D-Files and Amateur Telescope Making



Further Binocular Observations
Jack Eastman, DAS Chief Observer

While I was on vacation over Christmas I made some more observations and tests with binoculars and a low power telescope. These were on Dec. 26-29; the objects were the moon, Jupiter, Saturn and Albireo, starting with a bright sky as soon as I could find Jupiter. The two instruments were the 8X30 Zeiss and a 10X40 Unitron finder. I had prepared aperture stops of 12.5mm for the bino and 11mm and 20mm for the finder. Careful measurement showed the actual magnification of the 8X30 is 7.5X (4mm exit pupil) while the 10X40 is actually 10X(also 4mm EP.)

Against a fairly bright twilight sky the disk seemed apparent at full aperture with the bino and was easy stopped to 12.5mm. It was obvious with the 40mm finder at 11mm, 20mm and full (40mm) As the sky darkened the aberrations and glare swamped the disk in the 8X30s at full aperture. Stopped to 12.5mm it was as described in my earlier reports. It was much easier in the finder, although at full aperture there was some degradation from glare and eye aberrations.
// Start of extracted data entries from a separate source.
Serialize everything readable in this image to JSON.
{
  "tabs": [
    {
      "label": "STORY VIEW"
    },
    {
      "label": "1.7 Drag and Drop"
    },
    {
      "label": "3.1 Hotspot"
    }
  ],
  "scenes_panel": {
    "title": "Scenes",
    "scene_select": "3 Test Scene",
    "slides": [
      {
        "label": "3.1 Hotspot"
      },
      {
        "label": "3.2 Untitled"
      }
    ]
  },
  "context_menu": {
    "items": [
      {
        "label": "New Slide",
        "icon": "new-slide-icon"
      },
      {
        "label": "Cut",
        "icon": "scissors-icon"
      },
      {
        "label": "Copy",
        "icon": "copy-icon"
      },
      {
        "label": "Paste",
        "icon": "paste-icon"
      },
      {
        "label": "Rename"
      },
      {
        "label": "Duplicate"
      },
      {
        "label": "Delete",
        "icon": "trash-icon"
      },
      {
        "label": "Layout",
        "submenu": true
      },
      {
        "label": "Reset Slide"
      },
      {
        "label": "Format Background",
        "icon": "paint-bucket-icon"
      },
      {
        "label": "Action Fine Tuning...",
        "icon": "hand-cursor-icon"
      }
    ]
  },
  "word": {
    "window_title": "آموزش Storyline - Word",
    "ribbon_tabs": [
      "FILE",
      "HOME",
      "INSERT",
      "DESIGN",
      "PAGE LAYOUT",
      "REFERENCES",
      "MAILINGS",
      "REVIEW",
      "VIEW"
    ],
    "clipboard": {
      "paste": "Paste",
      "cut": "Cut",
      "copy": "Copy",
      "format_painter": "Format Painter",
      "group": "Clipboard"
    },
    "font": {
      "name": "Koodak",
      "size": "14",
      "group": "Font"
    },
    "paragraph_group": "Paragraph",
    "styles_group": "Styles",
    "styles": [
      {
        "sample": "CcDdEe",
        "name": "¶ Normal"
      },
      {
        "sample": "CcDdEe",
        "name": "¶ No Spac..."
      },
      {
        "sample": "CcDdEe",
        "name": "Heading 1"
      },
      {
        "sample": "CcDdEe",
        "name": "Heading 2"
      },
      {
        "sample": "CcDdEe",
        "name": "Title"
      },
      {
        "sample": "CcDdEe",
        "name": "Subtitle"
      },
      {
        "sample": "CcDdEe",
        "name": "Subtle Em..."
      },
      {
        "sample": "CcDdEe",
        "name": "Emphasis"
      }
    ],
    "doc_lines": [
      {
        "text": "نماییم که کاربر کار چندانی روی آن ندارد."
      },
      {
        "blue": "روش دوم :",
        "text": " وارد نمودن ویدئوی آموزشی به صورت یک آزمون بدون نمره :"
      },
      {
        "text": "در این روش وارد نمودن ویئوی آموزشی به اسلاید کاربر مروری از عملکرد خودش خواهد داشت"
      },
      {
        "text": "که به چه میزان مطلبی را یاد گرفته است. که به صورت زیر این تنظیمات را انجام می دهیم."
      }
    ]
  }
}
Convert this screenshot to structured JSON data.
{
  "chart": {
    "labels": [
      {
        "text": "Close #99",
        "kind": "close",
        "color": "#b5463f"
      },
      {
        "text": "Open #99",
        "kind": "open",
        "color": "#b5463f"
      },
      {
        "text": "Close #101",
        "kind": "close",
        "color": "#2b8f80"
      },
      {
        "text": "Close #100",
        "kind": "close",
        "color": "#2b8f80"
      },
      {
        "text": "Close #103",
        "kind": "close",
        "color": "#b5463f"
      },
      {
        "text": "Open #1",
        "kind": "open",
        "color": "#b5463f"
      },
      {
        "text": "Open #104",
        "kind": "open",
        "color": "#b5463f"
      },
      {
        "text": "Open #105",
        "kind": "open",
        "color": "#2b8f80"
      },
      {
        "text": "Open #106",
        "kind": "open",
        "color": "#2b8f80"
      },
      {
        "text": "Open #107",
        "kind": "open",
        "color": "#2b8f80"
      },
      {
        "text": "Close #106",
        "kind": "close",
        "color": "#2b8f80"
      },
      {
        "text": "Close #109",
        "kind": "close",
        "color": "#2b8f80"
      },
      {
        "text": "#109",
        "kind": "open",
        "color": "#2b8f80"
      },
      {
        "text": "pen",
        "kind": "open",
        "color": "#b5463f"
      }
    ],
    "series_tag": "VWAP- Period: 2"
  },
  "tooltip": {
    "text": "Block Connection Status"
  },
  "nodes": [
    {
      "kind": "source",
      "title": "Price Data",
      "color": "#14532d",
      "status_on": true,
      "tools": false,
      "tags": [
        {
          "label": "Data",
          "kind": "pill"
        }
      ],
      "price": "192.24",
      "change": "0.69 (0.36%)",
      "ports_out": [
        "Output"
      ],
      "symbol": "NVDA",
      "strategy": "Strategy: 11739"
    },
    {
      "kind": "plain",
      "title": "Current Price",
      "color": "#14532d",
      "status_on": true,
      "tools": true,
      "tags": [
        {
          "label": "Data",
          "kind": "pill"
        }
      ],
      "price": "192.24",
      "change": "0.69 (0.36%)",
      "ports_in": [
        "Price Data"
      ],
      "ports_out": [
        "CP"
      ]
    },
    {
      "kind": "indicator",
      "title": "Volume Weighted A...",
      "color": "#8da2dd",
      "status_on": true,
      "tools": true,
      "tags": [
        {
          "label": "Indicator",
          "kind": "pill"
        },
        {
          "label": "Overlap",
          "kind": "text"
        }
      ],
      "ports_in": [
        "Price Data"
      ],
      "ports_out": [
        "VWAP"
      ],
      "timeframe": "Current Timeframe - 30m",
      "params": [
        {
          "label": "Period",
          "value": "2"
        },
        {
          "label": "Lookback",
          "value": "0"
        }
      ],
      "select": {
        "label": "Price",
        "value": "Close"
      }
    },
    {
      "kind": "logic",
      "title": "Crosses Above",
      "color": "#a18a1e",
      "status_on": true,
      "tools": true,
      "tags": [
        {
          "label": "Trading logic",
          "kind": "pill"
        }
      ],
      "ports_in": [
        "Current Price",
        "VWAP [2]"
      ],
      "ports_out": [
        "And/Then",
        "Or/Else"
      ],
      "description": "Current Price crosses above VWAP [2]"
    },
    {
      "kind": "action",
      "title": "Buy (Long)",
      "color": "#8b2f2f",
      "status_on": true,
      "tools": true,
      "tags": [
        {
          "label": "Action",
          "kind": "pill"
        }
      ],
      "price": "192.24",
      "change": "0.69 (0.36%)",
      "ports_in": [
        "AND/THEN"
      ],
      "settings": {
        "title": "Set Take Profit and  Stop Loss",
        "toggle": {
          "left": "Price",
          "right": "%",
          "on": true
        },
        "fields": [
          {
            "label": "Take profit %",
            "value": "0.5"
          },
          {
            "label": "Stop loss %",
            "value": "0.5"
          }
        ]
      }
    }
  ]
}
Much as reported in my earlier discussions. By the time it was dark enough to find Saturn my pupil was probably opened up at least to the exit pupil size of these instruments. It did look like a tiny Saturn in the 40mm at 20mm aperture. Not as obvious at 11mm (diffraction?) or full aperture (glare, eye aberrations.)

The central peak of Copernicus could be distinguished with the 8X30s at full aperture, but was sharp as a tack at 12.5mm. This was Dec 27, 5:30 local time with the shadow of the crater wall crossing very close to the peak. The gibbous moon was beautiful sharp and full of detail with the bino at 12.5mm, somewhat ragged at full aperture.

In some of the earlier lists there was a question of seeing Albireo with binos. With the 8X30's after the sky darkened I thought I could see the companion directly above the primary. I couldn't really be certain but maybe 50% sure. Going to the 10X40, at full aperture I could see the companion directly below the primary. The finder produces an inverted image so this is consistent with the bino observation. With the finder at 20mm it was loud and clear. Back to the bino, yes I could see it. At full 30mm too much aberration, I couldn't see it at all. I could see it easily in the finder at 11mm, and although ragged it was visible at 40mm I repeated these observations the next two nights, with similar results, the star being fairly easy in the 8X30s at 12.5mm after seeing it the first time. At no time could I honestly say I saw it split at full aperture in the 8X30s.

On the analytical side you'll remember the wavefront calculation a few lists back where the bino objective sort of stunk at a minimum OPD error of about 0.8 waves. I took an optimized 12-cm f/15 airspaced objective, opened the aperture to f/7.5, added thickness to the crown element so it didn't pinch out and then scaled it to a 300mm focal length. It would seem close to the specs for the 10X40 finder. The wavefront calculation showed this lens was essentially perfect with what looked like .005 waves of high order spherical near the edge of the pupil. I tried to optimize this thing further for grins, but the computer knows that perfect ought to be good enough and kept making this thing worse! The punchline is that our eyes go to pot much above 2 or 2.2mm aperture. The finder doesn't add aberrations but the binocular does.